Ged Quinn’s show at Tate St. Ives last year was called “Utopia Dystopia.” This one was “The Heavenly Machine,” a tag that likewise carries the infernal and the divine in equal measure. Quinn’s work contributes, along with that of artists like J. P. Munro and Nigel Cooke, to the current reimagining of history painting’s contemporary viability. He shares a sense of perplexity with Munro, though his paint handling and figuration are much more precise; and his disturbing mixture of visual elements and references is akin to Cooke’s compositional range, though Quinn’s are more overtly humorous.

The action in Quinn’s canvases may be puzzling, quixotic, or just plain bizarre. In Asleep by the Light of Glow Worms, 2005, for example, Joseph Beuys sits with his hare in the time machine from the 1960 film of H. G. Wells’s novel, attended by angels from a painting by Caspar David Friedrich. Such scenarios, however, always occur within a setting that feels overwhelmingly familiar. This is usually because it has been borrowed from one or more pictures by the likes of Friedrich, Claude Lorrain, or Frederic Church. Which is to say that the depicted space is as much the history of painting’s representation of ideas, belief systems, and cultural attitudes as it is a simple site of action. Jonestown Radio, 2004–2005, uses the fuzzy atmospheric density of a Claude vista, placing at its center an ivy-entwined pergola that more or less houses an arrangement of tables. The clutter of things on their surfaces could be a scene from the studio, but battery radios, plastic water jugs, and an assortment of other things remind us of the orgy of suicide at the Guyanan hideaway of the Peoples Temple in 1978. A wooden sun lounger sits, throne-like, on the lower table, and, framed as it is by the pergola, looks like the home of Francis Bacon’s screaming pope. It’s a pastoral tableau whose elegiac mood is sharpened by these more immediate references to death, anguish, manipulation, delusion, and misdirected action.

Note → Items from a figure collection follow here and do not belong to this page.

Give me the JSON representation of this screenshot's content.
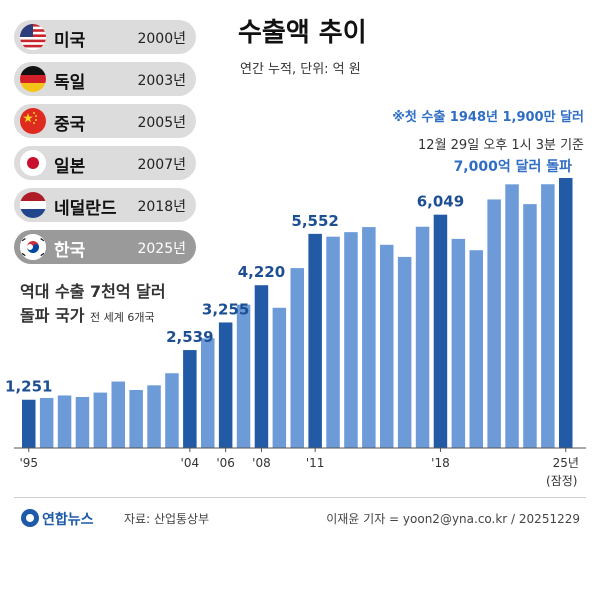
{
  "title": "수출액 추이",
  "subtitle": "연간 누적, 단위: 억 원",
  "countries": [
    {
      "name": "미국",
      "year": "2000년",
      "flag": "us-flag-icon"
    },
    {
      "name": "독일",
      "year": "2003년",
      "flag": "germany-flag-icon"
    },
    {
      "name": "중국",
      "year": "2005년",
      "flag": "china-flag-icon"
    },
    {
      "name": "일본",
      "year": "2007년",
      "flag": "japan-flag-icon"
    },
    {
      "name": "네덜란드",
      "year": "2018년",
      "flag": "netherlands-flag-icon"
    },
    {
      "name": "한국",
      "year": "2025년",
      "flag": "korea-flag-icon"
    }
  ],
  "record": {
    "line1": "역대 수출 7천억 달러",
    "line2": "돌파 국가",
    "line2_small": "전 세계 6개국"
  },
  "notes": {
    "first_export": "※첫 수출 1948년 1,900만 달러",
    "as_of": "12월 29일 오후 1시 3분 기준",
    "milestone": "7,000억 달러 돌파"
  },
  "footer": {
    "logo": "연합뉴스",
    "source": "자료: 산업통상부",
    "credit": "이재윤 기자 = yoon2@yna.co.kr / 20251229"
  },
  "colors": {
    "bar": "#6c9bd8",
    "highlight": "#225aa6",
    "label": "#1e4f93",
    "note": "#2f6ec4"
  },
  "chart_data": {
    "type": "bar",
    "title": "수출액 추이",
    "ylabel": "",
    "ylim": [
      0,
      7000
    ],
    "categories": [
      "1995",
      "1996",
      "1997",
      "1998",
      "1999",
      "2000",
      "2001",
      "2002",
      "2003",
      "2004",
      "2005",
      "2006",
      "2007",
      "2008",
      "2009",
      "2010",
      "2011",
      "2012",
      "2013",
      "2014",
      "2015",
      "2016",
      "2017",
      "2018",
      "2019",
      "2020",
      "2021",
      "2022",
      "2023",
      "2024",
      "2025"
    ],
    "values": [
      1251,
      1297,
      1362,
      1323,
      1437,
      1723,
      1504,
      1625,
      1938,
      2539,
      2844,
      3255,
      3715,
      4220,
      3635,
      4664,
      5552,
      5479,
      5596,
      5727,
      5268,
      4954,
      5737,
      6049,
      5422,
      5128,
      6444,
      6836,
      6322,
      6838,
      7000
    ],
    "highlight_indices": [
      0,
      9,
      11,
      13,
      16,
      23,
      30
    ],
    "data_labels": [
      {
        "index": 0,
        "text": "1,251"
      },
      {
        "index": 9,
        "text": "2,539"
      },
      {
        "index": 11,
        "text": "3,255"
      },
      {
        "index": 13,
        "text": "4,220"
      },
      {
        "index": 16,
        "text": "5,552"
      },
      {
        "index": 23,
        "text": "6,049"
      }
    ],
    "x_tick_labels": [
      {
        "index": 0,
        "text": "'95"
      },
      {
        "index": 9,
        "text": "'04"
      },
      {
        "index": 11,
        "text": "'06"
      },
      {
        "index": 13,
        "text": "'08"
      },
      {
        "index": 16,
        "text": "'11"
      },
      {
        "index": 23,
        "text": "'18"
      },
      {
        "index": 30,
        "text": "25년",
        "sub": "(잠정)"
      }
    ]
  }
}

Quinn everywhere worries at power, in both its political and economic aspects, with no suggestion that it will ever reveal a benign face. The squat, multiarched ruin in Harmony Is in the Proportion of Branches, 2005, houses five TV sets showing scenes from Pasolini’s Salò (1970). Their sound track (as revealed by the subtitles shown in Quinn’s images) comes from Ezra Pound’s Canto XIX, the one in which the poet first discusses the cynicism that is the justification of the economics of war. The Ghost of a Mountain, 2005, shows a molehill-size pustule in the ground surrounded by twigs; through a radical shift in scale, it becomes a volcanic peak on which sits a Berchtesgaden smothered in graffiti. There’s a halo of cloud around its summit and an orbiting moon and sun that look for all the world like a firefly and a primitive sea creature dating from the Cambrian explosion. In the foreground of The Heavenly Machine, 2005, are two hemispherical containers rather like the bottom halves of old-style globes, referring to Kepler’s model of the universe. One is filled with clouds while the other, a nest of hemispheres rather like a Russian doll, barely contains a choppy sea. Through the clouds drives John F. Kennedy’s limousine, while on the sea floats the guillotine that has just taken Louis Capet’s head. Just as much as brutal folly, it seems, reason and progress come from—and are always accompanied by—death.